AUTHOR=Chou Chia-Ju , Chang Chih-Ting , Chang Ya-Ning , Lee Chia-Ying , Chuang Yi-Fang , Chiu Yen-Ling , Liang Wan-Lin , Fan Yu-Ming , Liu Yi-Chien TITLE=Screening for early Alzheimer’s disease: enhancing diagnosis with linguistic features and biomarkers JOURNAL=Frontiers in Aging Neuroscience VOLUME=16 YEAR=2024 URL=https://www.frontiersin.org/journals/aging-neuroscience/articles/10.3389/fnagi.2024.1451326 DOI=10.3389/fnagi.2024.1451326 ISSN=1663-4365 ABSTRACT=Introduction

Research has shown that speech analysis demonstrates sensitivity in detecting early Alzheimer’s disease (AD), but the relation between linguistic features and cognitive tests or biomarkers remains unclear. This study aimed to investigate how linguistic features help identify cognitive impairments in patients in the early stages of AD.

Method

This study analyzed connected speech from 80 participants and categorized the participants into early-AD and normal control (NC) groups. The participants underwent amyloid-β positron emission tomography scans, brain magnetic resonance imaging, and comprehensive neuropsychological testing.
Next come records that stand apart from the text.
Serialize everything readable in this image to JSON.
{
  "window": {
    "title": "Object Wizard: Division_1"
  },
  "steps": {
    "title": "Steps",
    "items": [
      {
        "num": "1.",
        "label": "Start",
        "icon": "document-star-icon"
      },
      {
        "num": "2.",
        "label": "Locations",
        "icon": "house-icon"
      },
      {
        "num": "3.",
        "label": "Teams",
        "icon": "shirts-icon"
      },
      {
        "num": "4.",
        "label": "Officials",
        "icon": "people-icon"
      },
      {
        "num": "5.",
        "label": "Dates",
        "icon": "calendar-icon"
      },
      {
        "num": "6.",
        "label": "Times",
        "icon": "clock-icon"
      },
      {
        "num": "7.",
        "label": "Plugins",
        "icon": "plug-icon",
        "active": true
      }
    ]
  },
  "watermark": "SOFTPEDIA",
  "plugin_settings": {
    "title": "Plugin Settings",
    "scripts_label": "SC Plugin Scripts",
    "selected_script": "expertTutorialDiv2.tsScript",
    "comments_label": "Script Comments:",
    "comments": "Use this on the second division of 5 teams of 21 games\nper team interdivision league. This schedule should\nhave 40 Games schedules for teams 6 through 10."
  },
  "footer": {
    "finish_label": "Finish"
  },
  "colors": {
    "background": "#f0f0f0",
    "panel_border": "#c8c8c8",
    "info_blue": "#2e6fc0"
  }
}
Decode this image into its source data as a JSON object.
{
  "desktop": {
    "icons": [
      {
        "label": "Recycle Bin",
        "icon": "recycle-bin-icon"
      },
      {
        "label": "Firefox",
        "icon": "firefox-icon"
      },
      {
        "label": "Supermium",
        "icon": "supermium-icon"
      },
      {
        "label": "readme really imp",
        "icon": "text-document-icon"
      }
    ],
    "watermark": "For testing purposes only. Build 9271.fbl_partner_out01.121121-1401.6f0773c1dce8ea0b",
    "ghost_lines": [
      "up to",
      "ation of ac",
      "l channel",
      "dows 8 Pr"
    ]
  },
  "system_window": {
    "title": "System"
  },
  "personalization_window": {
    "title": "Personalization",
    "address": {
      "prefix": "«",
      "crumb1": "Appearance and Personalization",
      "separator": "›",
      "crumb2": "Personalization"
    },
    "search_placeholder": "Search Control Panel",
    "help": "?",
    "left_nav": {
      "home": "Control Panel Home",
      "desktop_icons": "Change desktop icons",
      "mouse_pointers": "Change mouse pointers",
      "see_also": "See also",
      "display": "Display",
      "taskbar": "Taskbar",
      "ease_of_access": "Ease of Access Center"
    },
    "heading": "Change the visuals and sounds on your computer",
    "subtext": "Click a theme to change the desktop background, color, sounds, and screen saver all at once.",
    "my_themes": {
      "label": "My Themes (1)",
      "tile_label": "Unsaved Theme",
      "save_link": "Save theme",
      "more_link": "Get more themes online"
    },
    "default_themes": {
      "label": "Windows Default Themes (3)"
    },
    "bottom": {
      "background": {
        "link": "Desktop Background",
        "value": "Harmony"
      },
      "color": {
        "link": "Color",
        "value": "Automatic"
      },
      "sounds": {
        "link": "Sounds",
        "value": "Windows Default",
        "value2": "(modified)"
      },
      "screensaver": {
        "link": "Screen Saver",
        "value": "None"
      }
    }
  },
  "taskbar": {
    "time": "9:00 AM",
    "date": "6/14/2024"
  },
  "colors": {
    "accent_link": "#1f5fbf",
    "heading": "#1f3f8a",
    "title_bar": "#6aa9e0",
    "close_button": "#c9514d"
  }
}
Participants’ speech data from a picture description task were examined. A total of 15 linguistic features were analyzed to classify groups and predict cognitive performance.

Results

We found notable linguistic differences between the early-AD and NC groups in lexical diversity, syntactic complexity, and language disfluency. Using machine learning classifiers (SVM, KNN, and RF), we achieved up to 88% accuracy in distinguishing early-AD patients from normal controls, with mean length of utterance (MLU) and long pauses ratio (LPR) serving as core linguistic indicators. Moreover, the integration of linguistic indicators with biomarkers significantly improved predictive accuracy for AD. Regression analysis also highlighted crucial linguistic features, such as MLU, LPR, Type-to-Token ratio (TTR), and passive construction ratio (PCR), which were sensitive to changes in cognitive function.

Conclusion

Findings support the efficacy of linguistic analysis as a screening tool for the early detection of AD and the assessment of subtle cognitive decline. Integrating linguistic features with biomarkers significantly improved diagnostic accuracy.